A biconvex lens of focal length $15\, cm$ is in front of a plane mirror. The distance between the lens and the mirror is $10\,cm$. A small object is kept at a distance of $30\,cm$ from the lens. The final image is

• A. virtual and at a distance of $16\, cm$ from the mirror
• B. real and at a distance of $16\, cm$ from the mirror
• C. virtual and at a distance of $20 \,cm$ from the mirror
• D. real and at a distance of $20 \,cm$ from the mirror

Answer 1

Answer: (B)

real and at a distance of $16\, cm$ from the mirror

Answer 2

Object is placed at distance 2 f from the lens.
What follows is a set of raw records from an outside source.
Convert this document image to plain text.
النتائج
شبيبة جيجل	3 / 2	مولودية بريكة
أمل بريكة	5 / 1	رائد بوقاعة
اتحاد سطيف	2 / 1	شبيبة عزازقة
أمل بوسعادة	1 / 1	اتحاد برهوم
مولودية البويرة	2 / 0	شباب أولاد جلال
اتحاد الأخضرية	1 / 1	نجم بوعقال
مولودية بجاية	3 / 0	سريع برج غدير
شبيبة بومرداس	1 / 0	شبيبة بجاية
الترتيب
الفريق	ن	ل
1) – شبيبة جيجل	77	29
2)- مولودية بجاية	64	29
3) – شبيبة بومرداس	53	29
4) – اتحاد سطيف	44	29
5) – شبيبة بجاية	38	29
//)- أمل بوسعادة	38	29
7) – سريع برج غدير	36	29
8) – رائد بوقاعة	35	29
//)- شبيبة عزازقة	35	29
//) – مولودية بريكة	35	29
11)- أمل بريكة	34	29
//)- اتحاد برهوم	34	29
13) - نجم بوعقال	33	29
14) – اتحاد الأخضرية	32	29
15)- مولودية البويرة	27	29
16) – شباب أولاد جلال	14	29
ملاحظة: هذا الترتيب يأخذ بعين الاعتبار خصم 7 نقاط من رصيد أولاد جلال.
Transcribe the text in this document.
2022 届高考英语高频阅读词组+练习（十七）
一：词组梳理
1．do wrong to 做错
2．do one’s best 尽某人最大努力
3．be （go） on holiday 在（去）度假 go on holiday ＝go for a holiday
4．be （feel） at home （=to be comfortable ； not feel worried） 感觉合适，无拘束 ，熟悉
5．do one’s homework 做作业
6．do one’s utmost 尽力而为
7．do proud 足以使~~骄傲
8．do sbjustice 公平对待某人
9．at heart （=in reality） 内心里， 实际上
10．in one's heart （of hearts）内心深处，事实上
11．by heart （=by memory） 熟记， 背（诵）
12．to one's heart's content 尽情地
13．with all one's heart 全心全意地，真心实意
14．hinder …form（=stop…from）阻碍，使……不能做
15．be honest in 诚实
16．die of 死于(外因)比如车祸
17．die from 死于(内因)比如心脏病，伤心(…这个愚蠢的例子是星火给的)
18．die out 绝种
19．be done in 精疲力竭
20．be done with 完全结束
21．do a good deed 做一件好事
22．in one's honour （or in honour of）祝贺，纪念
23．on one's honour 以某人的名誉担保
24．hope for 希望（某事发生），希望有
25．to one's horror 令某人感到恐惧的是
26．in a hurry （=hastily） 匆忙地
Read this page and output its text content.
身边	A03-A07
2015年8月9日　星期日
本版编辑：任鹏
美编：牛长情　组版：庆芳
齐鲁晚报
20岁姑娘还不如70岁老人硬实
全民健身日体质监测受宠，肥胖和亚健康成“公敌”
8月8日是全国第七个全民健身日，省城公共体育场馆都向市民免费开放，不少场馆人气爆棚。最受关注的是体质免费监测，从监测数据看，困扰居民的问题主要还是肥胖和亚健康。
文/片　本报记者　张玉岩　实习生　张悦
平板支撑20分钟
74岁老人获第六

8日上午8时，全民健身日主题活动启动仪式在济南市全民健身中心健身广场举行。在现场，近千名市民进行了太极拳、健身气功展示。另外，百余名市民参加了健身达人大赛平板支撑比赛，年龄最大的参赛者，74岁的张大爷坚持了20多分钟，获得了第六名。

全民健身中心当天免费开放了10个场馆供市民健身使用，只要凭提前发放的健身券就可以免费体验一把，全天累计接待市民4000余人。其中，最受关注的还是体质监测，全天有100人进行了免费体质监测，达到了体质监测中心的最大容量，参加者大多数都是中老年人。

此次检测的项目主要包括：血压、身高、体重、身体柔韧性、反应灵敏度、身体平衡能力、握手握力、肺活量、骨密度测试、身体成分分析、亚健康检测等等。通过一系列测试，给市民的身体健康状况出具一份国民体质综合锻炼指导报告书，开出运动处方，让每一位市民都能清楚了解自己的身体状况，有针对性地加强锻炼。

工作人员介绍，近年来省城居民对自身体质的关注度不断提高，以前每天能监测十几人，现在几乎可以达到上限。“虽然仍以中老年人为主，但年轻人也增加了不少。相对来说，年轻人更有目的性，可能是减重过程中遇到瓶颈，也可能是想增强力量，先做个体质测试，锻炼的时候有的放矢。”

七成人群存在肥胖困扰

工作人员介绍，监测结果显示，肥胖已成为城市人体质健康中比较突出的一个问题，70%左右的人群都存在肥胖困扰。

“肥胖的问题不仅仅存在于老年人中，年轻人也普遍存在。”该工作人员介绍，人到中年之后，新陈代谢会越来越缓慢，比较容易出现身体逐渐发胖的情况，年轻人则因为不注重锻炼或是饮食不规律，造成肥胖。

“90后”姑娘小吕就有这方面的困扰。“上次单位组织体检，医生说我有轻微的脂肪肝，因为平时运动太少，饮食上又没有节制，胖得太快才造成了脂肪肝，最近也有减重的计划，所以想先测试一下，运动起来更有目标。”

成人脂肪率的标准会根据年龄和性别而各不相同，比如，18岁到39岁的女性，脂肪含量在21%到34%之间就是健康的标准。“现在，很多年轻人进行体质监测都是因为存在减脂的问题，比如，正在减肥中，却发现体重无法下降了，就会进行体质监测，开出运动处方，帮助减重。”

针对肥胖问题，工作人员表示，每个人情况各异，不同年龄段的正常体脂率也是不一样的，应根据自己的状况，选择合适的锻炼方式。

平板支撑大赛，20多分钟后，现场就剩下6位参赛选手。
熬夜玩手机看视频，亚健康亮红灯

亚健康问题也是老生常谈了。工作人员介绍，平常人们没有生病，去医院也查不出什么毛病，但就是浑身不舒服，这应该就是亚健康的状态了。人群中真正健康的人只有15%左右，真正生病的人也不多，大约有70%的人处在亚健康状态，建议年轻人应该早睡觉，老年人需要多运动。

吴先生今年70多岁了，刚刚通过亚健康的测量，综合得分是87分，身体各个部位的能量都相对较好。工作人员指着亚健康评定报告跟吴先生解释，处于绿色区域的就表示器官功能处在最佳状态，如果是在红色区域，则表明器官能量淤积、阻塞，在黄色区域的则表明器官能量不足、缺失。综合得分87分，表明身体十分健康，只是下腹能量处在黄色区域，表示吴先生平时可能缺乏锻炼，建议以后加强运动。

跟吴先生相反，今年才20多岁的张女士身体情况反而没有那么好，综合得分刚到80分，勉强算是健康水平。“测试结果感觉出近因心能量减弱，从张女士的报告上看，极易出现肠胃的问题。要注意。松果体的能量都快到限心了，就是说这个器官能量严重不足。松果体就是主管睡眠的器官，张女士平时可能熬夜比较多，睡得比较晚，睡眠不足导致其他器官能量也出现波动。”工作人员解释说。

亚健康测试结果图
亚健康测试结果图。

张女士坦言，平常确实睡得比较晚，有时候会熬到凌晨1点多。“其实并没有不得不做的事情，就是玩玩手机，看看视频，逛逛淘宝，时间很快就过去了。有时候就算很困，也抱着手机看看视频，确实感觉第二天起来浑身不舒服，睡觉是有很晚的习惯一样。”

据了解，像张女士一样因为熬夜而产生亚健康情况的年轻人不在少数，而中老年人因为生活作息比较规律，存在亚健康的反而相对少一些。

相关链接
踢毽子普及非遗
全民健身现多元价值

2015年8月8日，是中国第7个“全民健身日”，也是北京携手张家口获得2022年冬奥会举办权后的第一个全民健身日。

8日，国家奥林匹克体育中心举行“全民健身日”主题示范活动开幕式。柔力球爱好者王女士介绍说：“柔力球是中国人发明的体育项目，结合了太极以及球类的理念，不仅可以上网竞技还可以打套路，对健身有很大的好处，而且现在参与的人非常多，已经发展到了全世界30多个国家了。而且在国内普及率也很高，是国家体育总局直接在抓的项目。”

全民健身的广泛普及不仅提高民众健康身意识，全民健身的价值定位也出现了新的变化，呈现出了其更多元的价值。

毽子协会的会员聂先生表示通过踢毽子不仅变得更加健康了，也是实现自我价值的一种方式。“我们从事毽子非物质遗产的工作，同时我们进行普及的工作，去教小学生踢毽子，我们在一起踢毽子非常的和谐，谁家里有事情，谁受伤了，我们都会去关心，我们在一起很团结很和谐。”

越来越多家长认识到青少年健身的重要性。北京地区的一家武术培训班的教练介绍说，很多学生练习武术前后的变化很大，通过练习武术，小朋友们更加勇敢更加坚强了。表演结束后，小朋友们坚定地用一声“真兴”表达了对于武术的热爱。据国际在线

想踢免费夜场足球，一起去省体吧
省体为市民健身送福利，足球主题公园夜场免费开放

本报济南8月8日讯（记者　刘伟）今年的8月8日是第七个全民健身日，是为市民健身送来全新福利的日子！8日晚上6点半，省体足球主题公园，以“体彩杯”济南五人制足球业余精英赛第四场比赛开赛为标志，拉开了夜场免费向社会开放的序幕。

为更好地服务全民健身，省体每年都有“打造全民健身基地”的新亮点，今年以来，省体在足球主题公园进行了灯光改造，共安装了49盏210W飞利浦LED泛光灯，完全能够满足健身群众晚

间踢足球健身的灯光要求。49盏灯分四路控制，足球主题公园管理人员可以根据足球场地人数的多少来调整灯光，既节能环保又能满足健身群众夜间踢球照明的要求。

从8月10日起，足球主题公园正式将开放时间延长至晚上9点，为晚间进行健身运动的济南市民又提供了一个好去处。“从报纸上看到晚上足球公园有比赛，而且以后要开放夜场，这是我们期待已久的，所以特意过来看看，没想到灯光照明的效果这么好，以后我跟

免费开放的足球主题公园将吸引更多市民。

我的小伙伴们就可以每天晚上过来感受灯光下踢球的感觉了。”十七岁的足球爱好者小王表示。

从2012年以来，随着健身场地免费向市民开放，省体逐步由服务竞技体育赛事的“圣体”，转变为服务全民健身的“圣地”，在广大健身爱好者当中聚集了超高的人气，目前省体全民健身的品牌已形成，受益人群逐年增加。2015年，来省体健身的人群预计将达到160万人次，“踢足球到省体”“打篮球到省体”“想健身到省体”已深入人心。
So first image $I_1$
will be formed at distance 2 f on other side. This image $I_1$ will
behave like a virtual object for mirror. The second image $I_2$
will be formed at distance 20 cm in front of the mirror, or at
distance 10 cm to the left hand side of the lens.
Now applying lens formula
\hspace25mm \frac{1}{v}-\frac{1}{u}=\frac{1}{f}
\therefore \hspace15mm \frac{1}{v}-\frac{1}{+10}=\frac{1}{+15}
or \hspace25mm v = 6 cm
Therefore, the final image is at distance 16 cm from the
mirror. But, this image will be real.
This is because ray of light is travelling from right to left.
$\therefore$ The correct option is (b).